Our sadnesses can be so ancient, our releases so sudden and profound.
I am on the computer a lot these days, and while I’m an avid city bike rider, I’ve started to feel restless. Almost jumping out of my skin, I need to use this body I’ve been given. The tension around my upper back, shoulders and neck has been building for a long time, and for some inane reason, I’ve been letting it.
I’ve been telling myself that I can sleep it off, or that my body will naturally restore itself to its natural state. This, of course, flies in the face of logic, reason and my own personal history with back and neck pain, so naturally I’ve reached a critical mass of achiness and malcontent.
I work from home and have a fair amount of control over my schedule, but while my yoga mat is very close by, my mind has crumpled in conjunction with the tension my body’s been feeding it, and this somewhat defeated mind has chosen inertia over eagerness to get on the mat.
Luckily (?) we all have breaking points.
A few days ago, in the middle of working, I tore myself away from the computer screen and went—stomped, really—into the other room, dragged my pleasant green mat into my work-space, and rested it inches away from my work area.
Now, I literally can’t look at my computer screen without the promise of yoga in my peripheral vision.
Every so often, my back threatens to revolt against me, which I notice first as an emerging frustration that has every potential of bordering on rage. When this happens, I catch it, stand up, step over onto the mat, and I just… fall…over.
Forget sun salutations—my body’s warmed up from the summer heat pouring in through the windows and to some extent, from the yin yoga I’ve done the evening before for a long time now. Forget yoga sequences. I need the big guns now, a quick and rather unenlightened fix.
For me, my go-to salvation is uttanasana– standing forward bend.
I place my feet firmly, parallel and fist-width apart. I lower from my hips and not from my poor, strained back, and slowly drop.
I clasp my hands at the elbows, but soon lower them to the ground, mindful of placing no pressure whatsoever on my hands or arms. This pose, as I’m doing it now, is all about hanging, creating much-needed space between my vertebrae, and elongating my crammed neck. I visualize myself as an upside down pelican, with legs strong and grounded like a tree.

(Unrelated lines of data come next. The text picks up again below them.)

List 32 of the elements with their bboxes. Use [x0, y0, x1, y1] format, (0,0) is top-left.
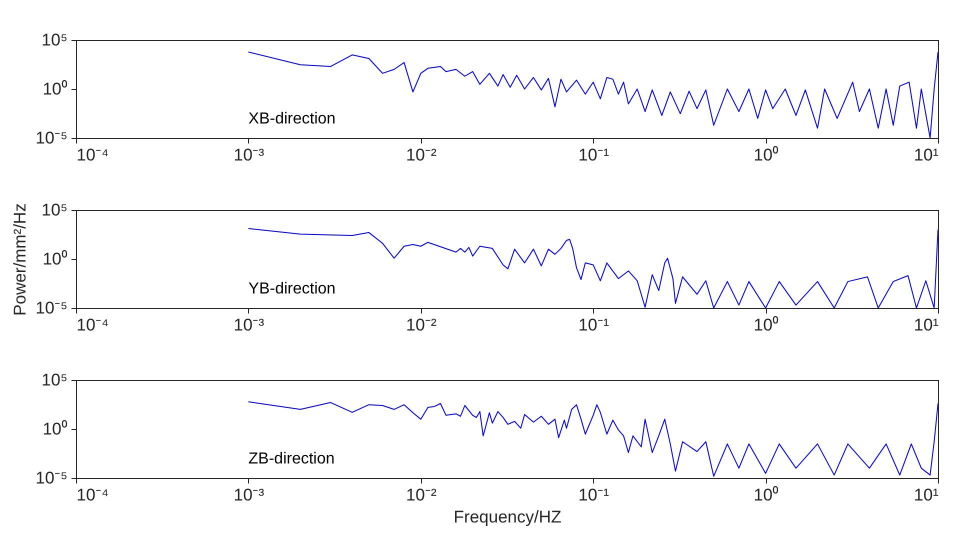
y-tick-label: 10⁻⁵	[36, 128, 68, 148]
x-tick-label: 10⁻¹	[578, 316, 610, 334]
x-tick-label: 10⁰	[754, 486, 779, 504]
annotation: XB-direction	[248, 110, 336, 128]
x-tick-label: 10⁻⁴	[76, 146, 109, 164]
x-tick-label: 10⁻⁴	[76, 316, 109, 334]
x-tick-label: 10⁻²	[406, 486, 437, 504]
annotation: ZB-direction	[248, 450, 335, 468]
x-tick-label: 10⁰	[754, 316, 779, 334]
y-axis-title: Power/mm²/Hz	[10, 203, 30, 316]
y-tick-label: 10⁵	[42, 370, 68, 390]
y-tick-label: 10⁻⁵	[36, 298, 68, 318]
x-tick-label: 10⁻¹	[578, 146, 610, 164]
x-tick-label: 10⁻⁴	[76, 486, 109, 504]
x-axis-title: Frequency/HZ	[454, 508, 562, 526]
y-tick-label: 10⁰	[42, 250, 68, 268]
y-tick-label: 10⁵	[42, 200, 68, 220]
y-tick-label: 10⁵	[42, 30, 68, 50]
x-tick-label: 10⁻³	[234, 316, 265, 334]
x-tick-label: 10⁻¹	[578, 486, 610, 504]
y-tick-label: 10⁰	[42, 80, 68, 98]
x-tick-label: 10¹	[914, 146, 939, 164]
x-tick-label: 10⁰	[754, 146, 779, 164]
x-tick-label: 10⁻³	[234, 486, 265, 504]
y-tick-label: 10⁰	[42, 420, 68, 438]
x-tick-label: 10⁻²	[406, 146, 437, 164]
x-tick-label: 10¹	[914, 486, 939, 504]
y-tick-label: 10⁻⁵	[36, 468, 68, 488]
annotation: YB-direction	[248, 280, 336, 298]
x-tick-label: 10⁻²	[406, 316, 437, 334]
x-tick-label: 10⁻³	[234, 146, 265, 164]
x-tick-label: 10¹	[914, 316, 939, 334]
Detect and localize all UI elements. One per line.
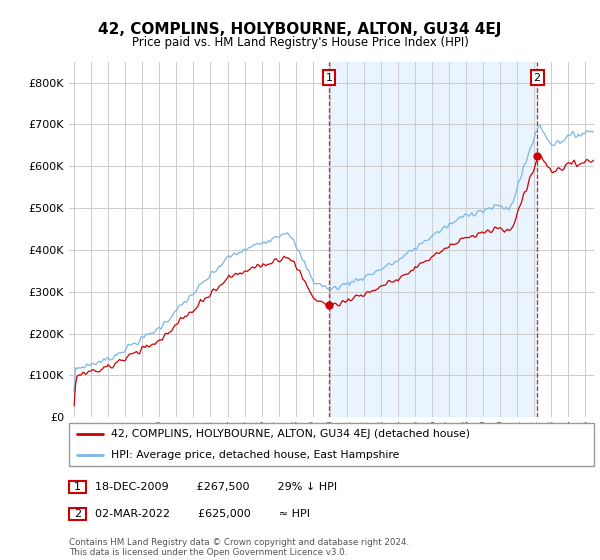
Text: 1: 1 bbox=[74, 482, 81, 492]
Text: 1: 1 bbox=[326, 73, 332, 83]
FancyBboxPatch shape bbox=[69, 423, 594, 466]
Text: 18-DEC-2009        £267,500        29% ↓ HPI: 18-DEC-2009 £267,500 29% ↓ HPI bbox=[95, 482, 337, 492]
Text: 42, COMPLINS, HOLYBOURNE, ALTON, GU34 4EJ (detached house): 42, COMPLINS, HOLYBOURNE, ALTON, GU34 4E… bbox=[111, 430, 470, 440]
Text: 02-MAR-2022        £625,000        ≈ HPI: 02-MAR-2022 £625,000 ≈ HPI bbox=[95, 509, 310, 519]
Text: Price paid vs. HM Land Registry's House Price Index (HPI): Price paid vs. HM Land Registry's House … bbox=[131, 36, 469, 49]
Bar bbox=[329, 62, 537, 417]
Text: HPI: Average price, detached house, East Hampshire: HPI: Average price, detached house, East… bbox=[111, 450, 400, 460]
Text: Contains HM Land Registry data © Crown copyright and database right 2024.
This d: Contains HM Land Registry data © Crown c… bbox=[69, 538, 409, 557]
Text: 2: 2 bbox=[74, 509, 81, 519]
Text: 2: 2 bbox=[533, 73, 541, 83]
Text: 42, COMPLINS, HOLYBOURNE, ALTON, GU34 4EJ: 42, COMPLINS, HOLYBOURNE, ALTON, GU34 4E… bbox=[98, 22, 502, 38]
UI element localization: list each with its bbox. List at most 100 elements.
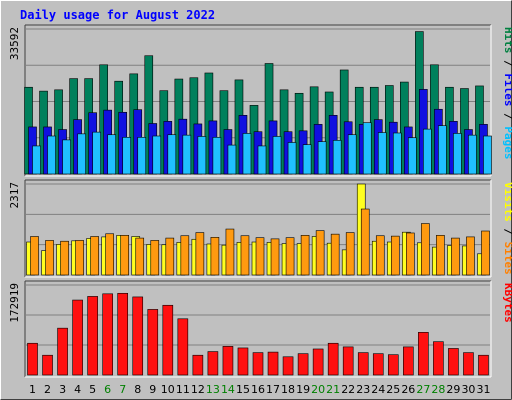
panels: 33592 Hits / Files / Pages 2317 Visits / Si… (8, 24, 512, 378)
bar-hits-pages-day-20 (317, 141, 327, 175)
bar-kbytes-kbytes-day-27 (418, 332, 429, 376)
x-tick-label-day-28: 28 (431, 383, 445, 396)
x-tick-label-day-12: 12 (191, 383, 205, 396)
bar-hits-pages-day-17 (272, 136, 282, 175)
bar-hits-pages-day-7 (122, 137, 132, 175)
bar-kbytes-kbytes-day-8 (132, 296, 144, 376)
bar-visits-sites-day-10 (165, 237, 175, 276)
bar-hits-pages-day-11 (182, 134, 192, 175)
bar-visits-sites-day-21 (330, 233, 340, 276)
bar-kbytes-kbytes-day-29 (448, 348, 459, 376)
bar-hits-pages-day-5 (92, 131, 101, 175)
bar-kbytes-kbytes-day-14 (222, 346, 234, 376)
bar-kbytes-kbytes-day-4 (72, 299, 83, 376)
bar-kbytes-kbytes-day-21 (327, 342, 339, 376)
bar-visits-sites-day-8 (135, 237, 145, 276)
bar-visits-sites-day-16 (255, 237, 265, 276)
bar-kbytes-kbytes-day-31 (478, 354, 489, 376)
bar-kbytes-kbytes-day-26 (403, 346, 414, 376)
panel-visits-y-max-label: 2317 (8, 182, 21, 209)
panel-visits-legend: Visits / Sites (502, 182, 512, 275)
legend-files: Files (502, 73, 512, 106)
bar-hits-pages-day-26 (408, 137, 417, 175)
bar-visits-sites-day-7 (120, 235, 130, 276)
bar-hits-pages-day-6 (107, 134, 116, 175)
x-tick-label-day-3: 3 (59, 383, 66, 396)
bar-visits-sites-day-2 (45, 240, 54, 276)
bar-visits-sites-day-18 (285, 237, 295, 276)
x-tick-label-day-17: 17 (266, 383, 280, 396)
bar-hits-pages-day-18 (287, 142, 297, 175)
panel-hits: 33592 Hits / Files / Pages (8, 24, 512, 177)
x-tick-label-day-31: 31 (476, 383, 490, 396)
bar-hits-pages-day-13 (212, 137, 222, 175)
bar-visits-sites-day-3 (60, 240, 69, 276)
bar-hits-pages-day-25 (392, 132, 402, 175)
bar-kbytes-kbytes-day-19 (297, 353, 309, 376)
bar-visits-sites-day-24 (375, 235, 385, 276)
bar-visits-sites-day-12 (195, 232, 205, 276)
bar-visits-sites-day-31 (481, 230, 490, 276)
bar-hits-pages-day-23 (362, 122, 372, 175)
x-tick-label-day-5: 5 (89, 383, 96, 396)
legend-hits: Hits (502, 27, 512, 54)
chart-title: Daily usage for August 2022 (20, 8, 215, 22)
bar-kbytes-kbytes-day-18 (282, 356, 294, 376)
bar-kbytes-kbytes-day-5 (87, 296, 98, 376)
bar-hits-pages-day-29 (453, 133, 462, 175)
x-tick-label-day-10: 10 (161, 383, 175, 396)
x-tick-label-day-1: 1 (29, 383, 36, 396)
bar-kbytes-kbytes-day-2 (42, 354, 53, 376)
x-tick-label-day-18: 18 (281, 383, 295, 396)
bar-hits-pages-day-19 (302, 144, 312, 175)
x-tick-label-day-27: 27 (416, 383, 430, 396)
x-tick-label-day-8: 8 (134, 383, 141, 396)
bar-kbytes-kbytes-day-22 (342, 346, 354, 376)
legend-sites: Sites (502, 242, 512, 275)
bar-hits-pages-day-8 (137, 137, 147, 175)
bar-hits-pages-day-28 (438, 125, 447, 175)
bar-hits-pages-day-2 (47, 135, 56, 175)
panel-kbytes-legend: KBytes (502, 283, 512, 323)
x-tick-label-day-29: 29 (446, 383, 460, 396)
x-axis-day-labels: 1 2 3 4 5 6 7 8 9 10 11 12 13 14 15 16 17 18 19 20 21 22 23 24 2… (29, 383, 490, 396)
bar-kbytes-kbytes-day-13 (207, 351, 219, 376)
bar-visits-sites-day-4 (75, 240, 84, 276)
legend-separator: / (502, 107, 512, 127)
x-tick-label-day-7: 7 (119, 383, 126, 396)
x-tick-label-day-2: 2 (44, 383, 51, 396)
bar-visits-sites-day-25 (390, 235, 400, 276)
bar-visits-sites-day-14 (225, 228, 235, 276)
bar-kbytes-kbytes-day-20 (312, 348, 324, 376)
bar-visits-sites-day-6 (105, 233, 114, 276)
bar-visits-sites-day-17 (270, 238, 280, 276)
bar-hits-pages-day-12 (197, 136, 207, 175)
bar-kbytes-kbytes-day-9 (147, 309, 159, 376)
bar-hits-pages-day-3 (62, 139, 71, 175)
bar-hits-pages-day-10 (167, 134, 177, 175)
legend-separator: / (502, 54, 512, 74)
bar-hits-pages-day-16 (257, 145, 267, 175)
panel-visits: 2317 Visits / Sites (8, 179, 512, 278)
x-tick-label-day-23: 23 (356, 383, 370, 396)
bar-hits-pages-day-15 (242, 133, 252, 175)
x-tick-label-day-19: 19 (296, 383, 310, 396)
bar-kbytes-kbytes-day-23 (357, 352, 369, 376)
bar-visits-sites-day-26 (406, 232, 415, 276)
x-tick-label-day-14: 14 (221, 383, 235, 396)
x-tick-label-day-16: 16 (251, 383, 265, 396)
bar-hits-pages-day-9 (152, 135, 162, 175)
panel-hits-y-max-label: 33592 (8, 27, 21, 60)
x-tick-label-day-11: 11 (176, 383, 190, 396)
x-tick-label-day-13: 13 (206, 383, 220, 396)
bar-visits-sites-day-28 (436, 235, 445, 276)
x-tick-label-day-24: 24 (371, 383, 385, 396)
panel-kbytes-y-max-label: 172919 (8, 283, 21, 323)
bar-kbytes-kbytes-day-10 (162, 304, 174, 376)
bar-kbytes-kbytes-day-15 (237, 347, 249, 376)
bar-hits-pages-day-22 (347, 134, 357, 175)
legend-visits: Visits (502, 182, 512, 222)
bar-visits-sites-day-19 (300, 235, 310, 276)
bar-visits-sites-day-20 (315, 230, 325, 276)
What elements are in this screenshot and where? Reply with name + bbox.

There are other ways to do uttanasana that engage more muscles and work toward bringing the torso toward the thighs, the hands back behind the feet or on the calves, and I enjoy these very much in my regular asana practice. But right now, I just want to hang.
I can usually hear a few crackles and pops that tell me something good is going on, and my neck starts to lighten, which makes me sigh and cry even more.
How did I let myself get so tight and twisted out of all decent proportion?
For someone who likes to feel in control of my life, and who is usually the one “with her head fixed on straight,” I all too often become caged in by pressure of my own self-perceptions until it shows up clear as day on my body, and I can’t ignore it anymore.
Hanging, then, is an intense rush of release, of throwing caution to the wind, falling and learning to trust that the world doesn’t end when everything turns on its head. Instead, it’s exhilarating, and necessary.
I’ve always loved this pose, along with sitting forward bend, probably in direct proportion to how much surrendering is part of my life’s mission. It excites me to think of how much letting go there is to be done, and what lies on the other side.
I think of the Tarot’s Hanged Man, a figure who is upside down, maybe a little stuck and confused and indecisive, but who looks positively serene hanging there, knowing that the very act of hanging out and waiting—and the sacrifice and surrender this entails—can be a liberation, a move away from the static, stuck status quo.
It’s as simple as this: you can’t hang upside down and see things from the same eyes.
I count on that every time I step onto the oasis that is my mat to fall over, give in to the ground, and give in.